I recently spoke to a company whose primary product is a website portal and yet the site is tired and no longer reflective of the audience it needs to attract. They plan to rebuild the site, putting the client at the heart of the product, but this takes time and money so in the meantime I proposed a series of minor amendments to ‘refurbish’ the current site – based on analytics data which identifies the aspects that turn visitors off. The client has questioned whether the changes will be ‘money down the drain’, especially with a new site round the corner. Our advice has been that the website is their sole product, their source of revenue and their most visible form of marketing and on this basis why would you not want it to be successful and budget accordingly?

Do you use website analytics tools – and if so, do you understand them?
Once you have determined what success looks like – how do you measure it?

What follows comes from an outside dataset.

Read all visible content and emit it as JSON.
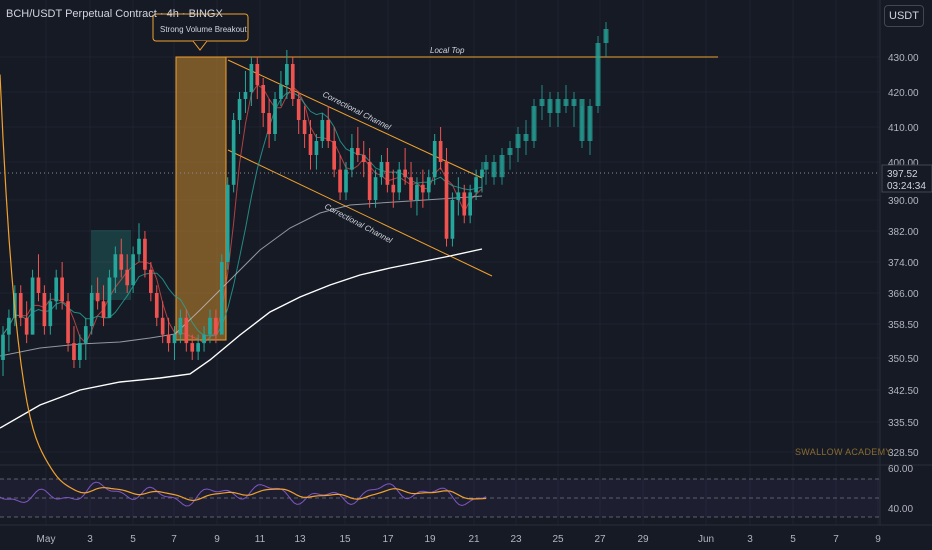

When was the last time you looked at your analytics? Do you even understand what they mean?

To accurately measure success or improvement you need to understand what you are looking for. Google Analytics – one of the leading free-to-use tools – will provide everything the amateur website manager needs to monitor engagement and visitor profile – but again all results need to be set in context to the purpose of the site and reviewed – REGULARLY!

If you are providing a what’s on guide with snippets of info, signposted from social media, a high bounce rate and short engagement time should be expected. The visitors take what they need and leave again – so success – you have fulfilled their need!

But if you are providing a highly specific portal designed to be a one stop shop for people, whereby you want them to keep coming back – a low bounce rate, an even split between returning and new visitors and multi-page visits, each visit lasting several minutes is ideal.

If you are an ecommerce site – well this one is easy – people should be buying…!

Finally – managing the results
Are you making the most of the successes your website delivers i.e. sales and leads?
Just because the sale was faceless or contactless, that doesn’t mean the delivery needs to be. Equally, if people are bothering to visit your site and willing to enquire, are you handling these with the same vigour as you would an inbound query? Do you even know who is visiting your website and how they arrived there and have you thought about using this as a source of leads – even though they didn’t actually enquire?

Every site will have a different view of success, as it should, but before you invest in a new website or another re-design be sure you are asking the same questions of its purpose and targets as you would any other aspect of your marketing spend.